Belajar dari Para Nabi dan Ulama: Martabat Ada pada Kesederhanaan
Nabi Muhammad SAW dan Keteladanan Sempurna
Gus Baha sering mengangkat kisah Nabi Muhammad SAW sebagai contoh martabat sejati yang tidak bergantung pada tahta dan harta, tapi pada kesabaran, kejujuran, dan kasih sayang terhadap sesama.

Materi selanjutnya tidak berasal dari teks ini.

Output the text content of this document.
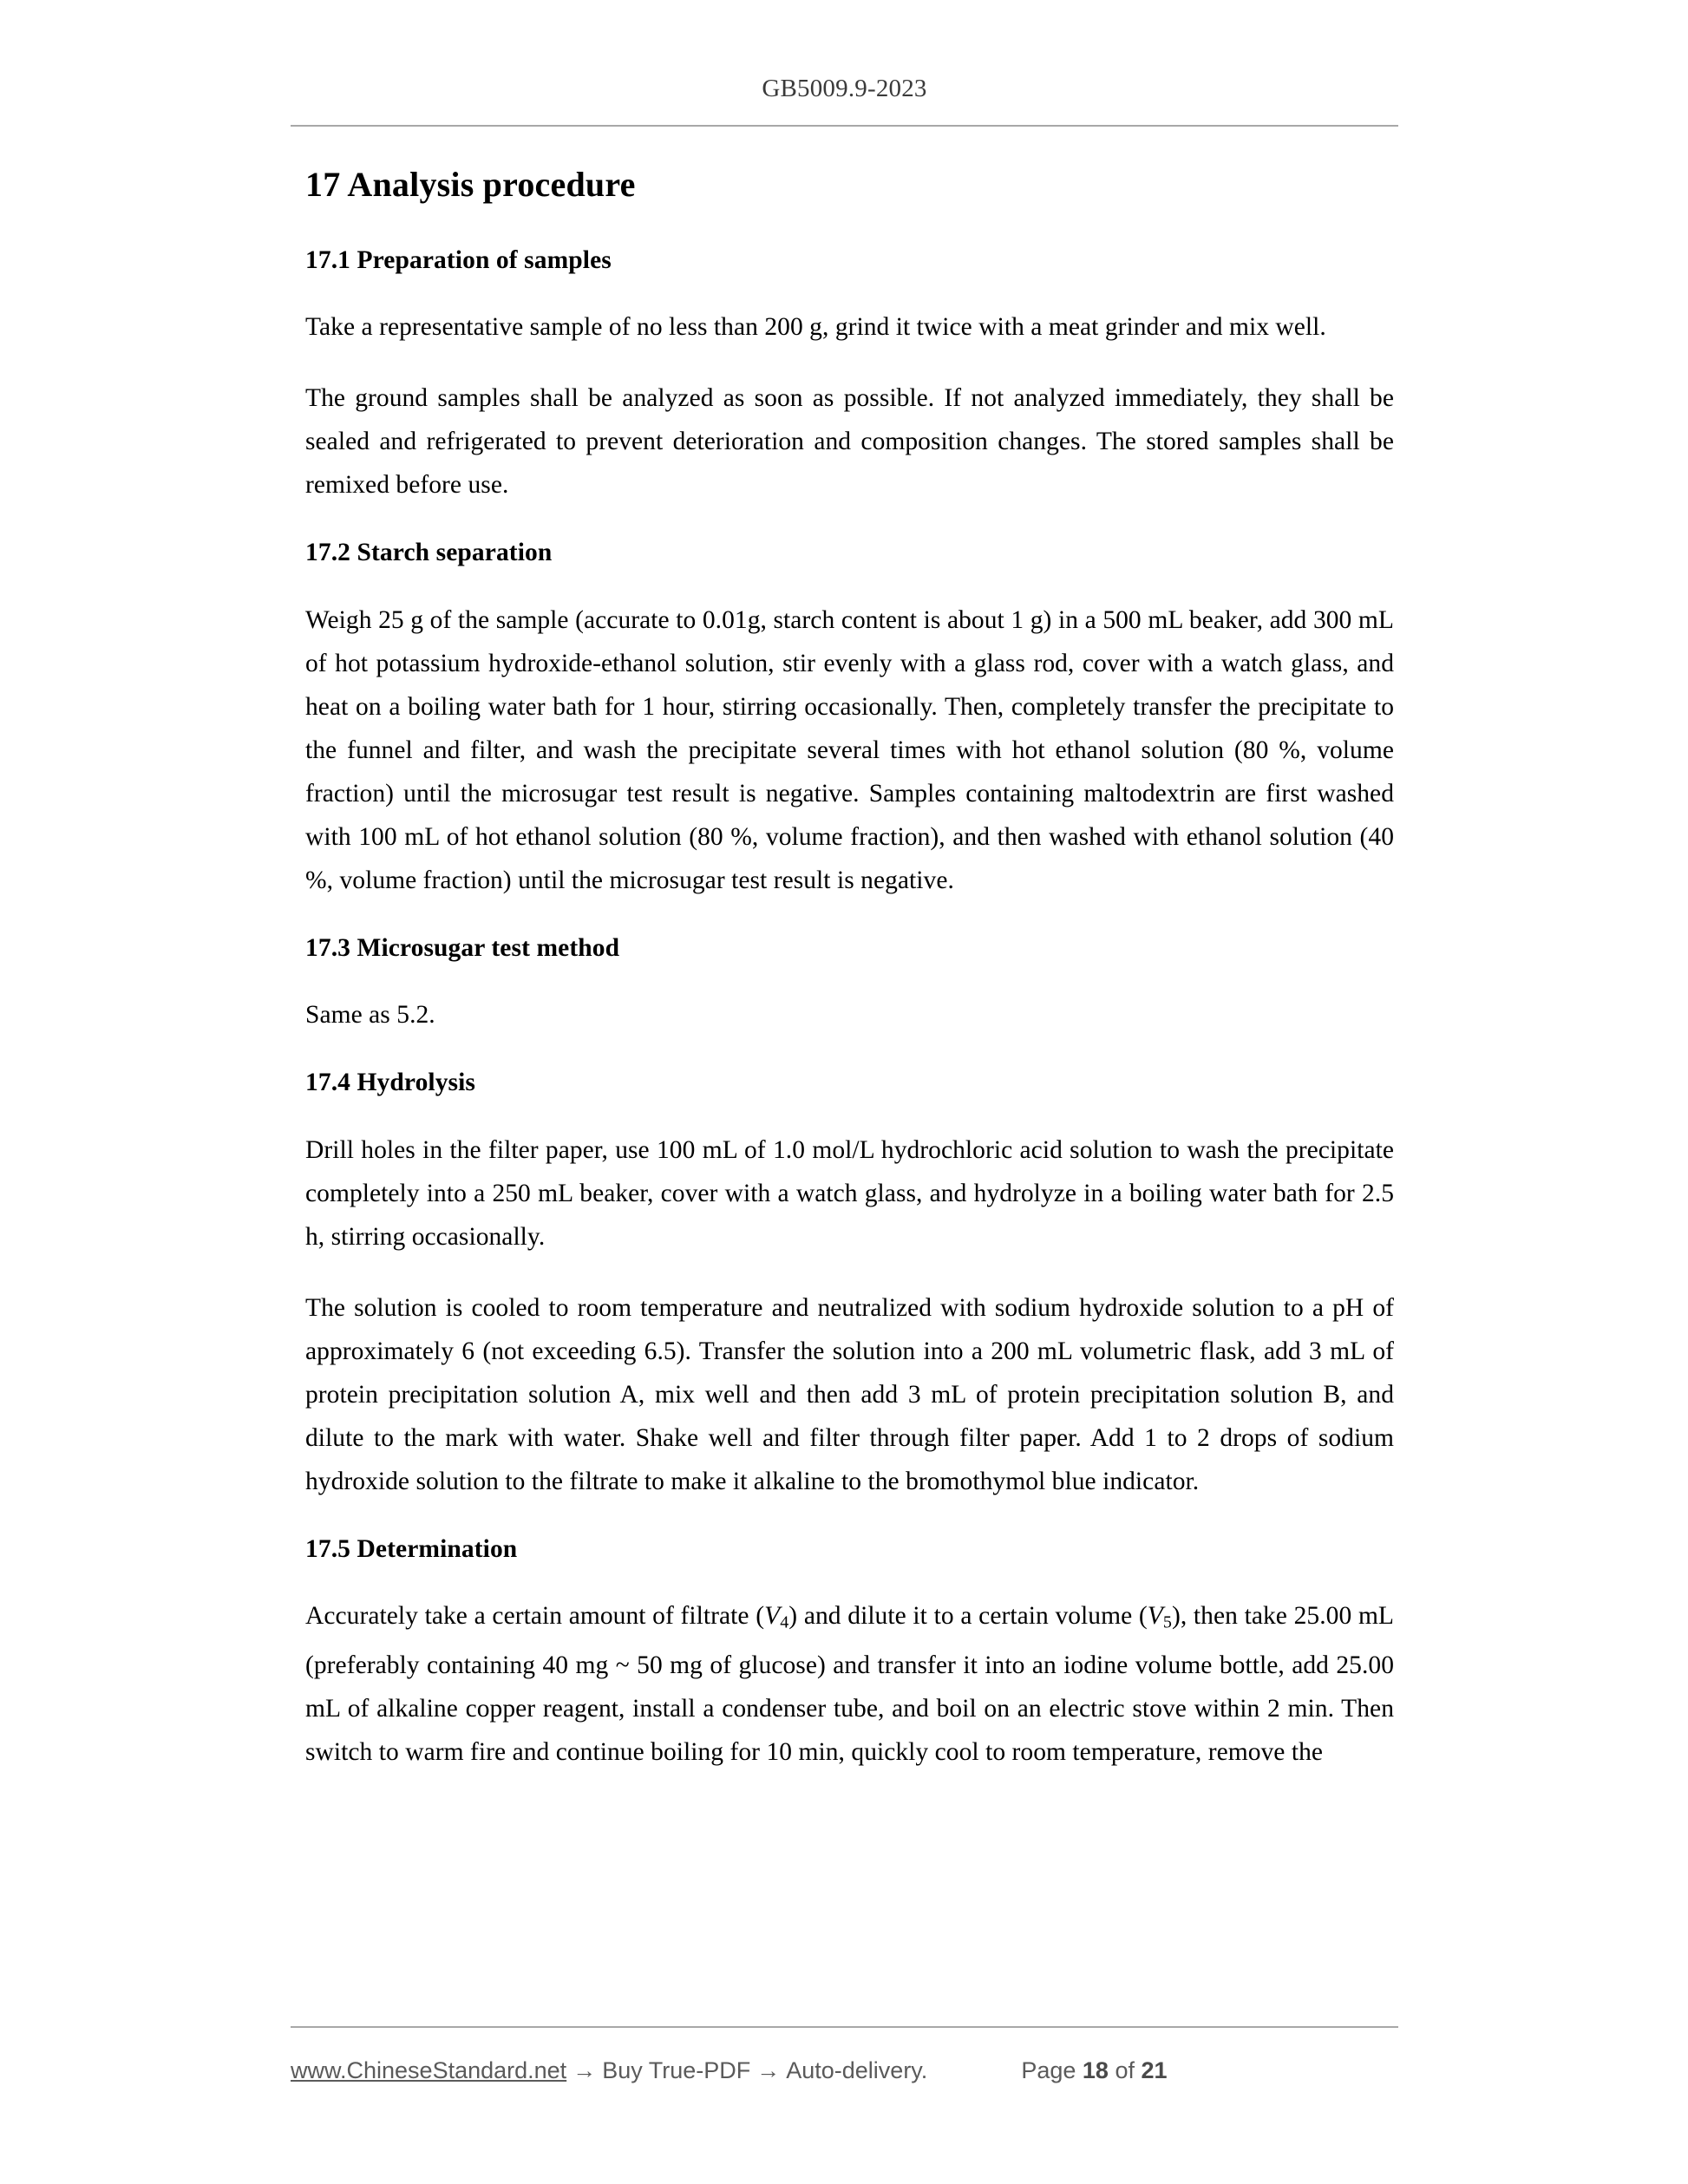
GB5009.9-2023
17 Analysis procedure
17.1 Preparation of samples

Take a representative sample of no less than 200 g, grind it twice with a meat grinder and mix well.

The ground samples shall be analyzed as soon as possible. If not analyzed immediately, they shall be sealed and refrigerated to prevent deterioration and composition changes. The stored samples shall be remixed before use.

17.2 Starch separation

Weigh 25 g of the sample (accurate to 0.01g, starch content is about 1 g) in a 500 mL beaker, add 300 mL of hot potassium hydroxide-ethanol solution, stir evenly with a glass rod, cover with a watch glass, and heat on a boiling water bath for 1 hour, stirring occasionally. Then, completely transfer the precipitate to the funnel and filter, and wash the precipitate several times with hot ethanol solution (80 %, volume fraction) until the microsugar test result is negative. Samples containing maltodextrin are first washed with 100 mL of hot ethanol solution (80 %, volume fraction), and then washed with ethanol solution (40 %, volume fraction) until the microsugar test result is negative.

17.3 Microsugar test method

Same as 5.2.

17.4 Hydrolysis

Drill holes in the filter paper, use 100 mL of 1.0 mol/L hydrochloric acid solution to wash the precipitate completely into a 250 mL beaker, cover with a watch glass, and hydrolyze in a boiling water bath for 2.5 h, stirring occasionally.

The solution is cooled to room temperature and neutralized with sodium hydroxide solution to a pH of approximately 6 (not exceeding 6.5). Transfer the solution into a 200 mL volumetric flask, add 3 mL of protein precipitation solution A, mix well and then add 3 mL of protein precipitation solution B, and dilute to the mark with water. Shake well and filter through filter paper. Add 1 to 2 drops of sodium hydroxide solution to the filtrate to make it alkaline to the bromothymol blue indicator.

17.5 Determination

Accurately take a certain amount of filtrate $(V_4)$ and dilute it to a certain volume $(V_5)$, then take 25.00 mL (preferably containing 40 mg ~ 50 mg of glucose) and transfer it into an iodine volume bottle, add 25.00 mL of alkaline copper reagent, install a condenser tube, and boil on an electric stove within 2 min. Then switch to warm fire and continue boiling for 10 min, quickly cool to room temperature, remove the

www.ChineseStandard.net → Buy True-PDF → Auto-delivery.	Page 18 of 21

Meskipun menjadi pemimpin besar, Nabi Muhammad tetap hidup sederhana, tidak memaksakan kehendak, dan sangat memuliakan orang kecil. Dalam berbagai pengajiannya, Gus Baha menyebut bahwa siapa yang meniru akhlak Rasul, maka ia telah meraih kemuliaan hakiki.
Ulama Klasik: Tinggalkan Kemewahan Demi Ilmu
Gus Baha juga sering menyebut nama-nama ulama besar seperti Imam Syafi’i, Imam Ghazali, dan Imam Nawawi, yang hidup sederhana tapi dihormati sepanjang zaman karena ilmunya yang bermanfaat.
Kata Gus Baha:
“Imam Nawawi menolak hadiah jabatan dan hidup miskin seumur hidup. Tapi kitab-kitabnya dipelajari di seluruh dunia hingga hari ini. Inilah martabat.”
Jalan Menuju Martabat Sejati adalah Rendah Hati dan Mau Belajar
Di tengah kehidupan yang kian materialistis, kita perlu merenungkan kembali apa arti kemuliaan sejati. Gus Baha mengajarkan bahwa martabat manusia tidak ditentukan dari saldo rekening atau nama belakangnya, melainkan dari seberapa besar hatinya menerima kebenaran dan menyebarkan kebaikan.
Ia mengingatkan bahwa semua kelebihan yang kita punya hanyalah titipan, dan tidak akan pernah menjadi ukuran nilai kita di sisi Allah maupun sesama manusia jika tidak digunakan dengan niat yang benar.
Sebagai penutup, kutipan dari Gus Baha yang pantas kita renungkan:
“Kalau kamu merasa mulia karena jabatan, harta, atau gelar, itu berarti kamu belum mengenal Tuhanmu. Karena Dia memuliakan yang rendah hati, bukan yang pamer.”